NIBSS Circular Highlights Contravention of CBN Guidelines
The NIBSS, in a circular dated December 5, 2023, emphasized that including non-deposit-taking financial institutions, such as Switching Companies, Payment Solution Service Providers, and Super Agents, as beneficiary institutions on the National Inter-Bank Settlement System Instant Payment (NIP) funds transfer channels is not in compliance with the Central Bank of Nigeria’s guidelines issued in February 2014.
The circular, with the reference NIBSS/BD/NI/PO/005/051223, points out that while these entities may process outward transfers as inflows to banks, they are not authorized to receive inflows as their licenses do not permit them to hold customers’ funds.
Regulatory Landscape and Licensing Requirements
To operate in Nigeria’s payment ecosystem, entities must obtain specific licenses from the Central Bank of Nigeria. The applicable licenses include Switching and Processing, Mobile Money Operations, Payment Solution Services, and Regulatory Sandbox. It’s crucial to note that only Mobile Money Operators (MMOs) are permitted to hold customer funds, according to the regulations outlined by the CBN.
The circular also refers to a regulatory advisory dated May 11, 2018, titled “Permissible Services and Products of PSSP Operation in Nigeria” (Ref: BPD/DIR/GEN/CIR/05/004), emphasizing the need for compliance with the stipulated guidelines.
Implications and Bank Compliance
Banks are now required to delist Switches, PSSPs, and Super Agents from their NIP Outward Transfer channels, while maintaining their presence in the inward transfer channels.
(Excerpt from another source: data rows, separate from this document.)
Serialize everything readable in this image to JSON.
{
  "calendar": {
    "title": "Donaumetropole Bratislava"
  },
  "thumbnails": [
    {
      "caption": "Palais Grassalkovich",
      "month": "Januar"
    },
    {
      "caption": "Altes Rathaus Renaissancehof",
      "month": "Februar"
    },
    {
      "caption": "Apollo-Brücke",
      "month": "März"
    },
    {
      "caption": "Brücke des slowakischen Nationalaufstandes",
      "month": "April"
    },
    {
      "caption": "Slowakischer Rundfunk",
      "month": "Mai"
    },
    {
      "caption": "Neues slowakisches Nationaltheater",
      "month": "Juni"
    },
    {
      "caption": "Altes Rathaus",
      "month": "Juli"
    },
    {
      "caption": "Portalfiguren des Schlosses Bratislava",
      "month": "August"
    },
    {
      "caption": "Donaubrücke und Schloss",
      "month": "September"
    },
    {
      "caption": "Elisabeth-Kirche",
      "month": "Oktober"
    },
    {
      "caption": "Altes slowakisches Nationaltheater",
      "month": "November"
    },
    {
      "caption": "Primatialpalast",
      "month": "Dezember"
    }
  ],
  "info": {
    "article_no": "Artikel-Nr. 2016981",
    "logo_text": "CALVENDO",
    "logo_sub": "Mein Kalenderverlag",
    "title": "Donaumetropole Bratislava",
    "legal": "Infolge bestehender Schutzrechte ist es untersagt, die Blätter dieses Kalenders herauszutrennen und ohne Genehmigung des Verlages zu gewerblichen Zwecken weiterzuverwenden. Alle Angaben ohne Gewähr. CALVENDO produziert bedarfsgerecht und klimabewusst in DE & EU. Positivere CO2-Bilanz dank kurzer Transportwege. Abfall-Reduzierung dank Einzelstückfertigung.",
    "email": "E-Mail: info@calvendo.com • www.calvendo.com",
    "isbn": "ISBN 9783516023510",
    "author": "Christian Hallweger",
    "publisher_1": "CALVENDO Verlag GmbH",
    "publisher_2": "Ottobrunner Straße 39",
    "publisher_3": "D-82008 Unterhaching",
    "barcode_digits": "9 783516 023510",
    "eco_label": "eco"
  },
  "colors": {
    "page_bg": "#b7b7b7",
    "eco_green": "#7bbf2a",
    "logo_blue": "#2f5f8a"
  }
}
This regulatory shift aims to ensure that electronic payments adhere to the established guidelines, safeguarding the integrity of the financial system.
Conclusion: Navigating Compliance in the Financial Landscape
As the banking sector adjusts to this regulatory directive, the focus on compliance becomes paramount. Adhering to the guidelines set by the Central Bank of Nigeria is not only a regulatory requirement but also a fundamental step toward maintaining transparency, accountability, and the overall stability of the financial ecosystem.
In summary, the directive from NIBSS underscores the evolving nature of regulations in the financial sector, urging banks and financial institutions to align their operations with the established guidelines for electronic payments in Nigeria.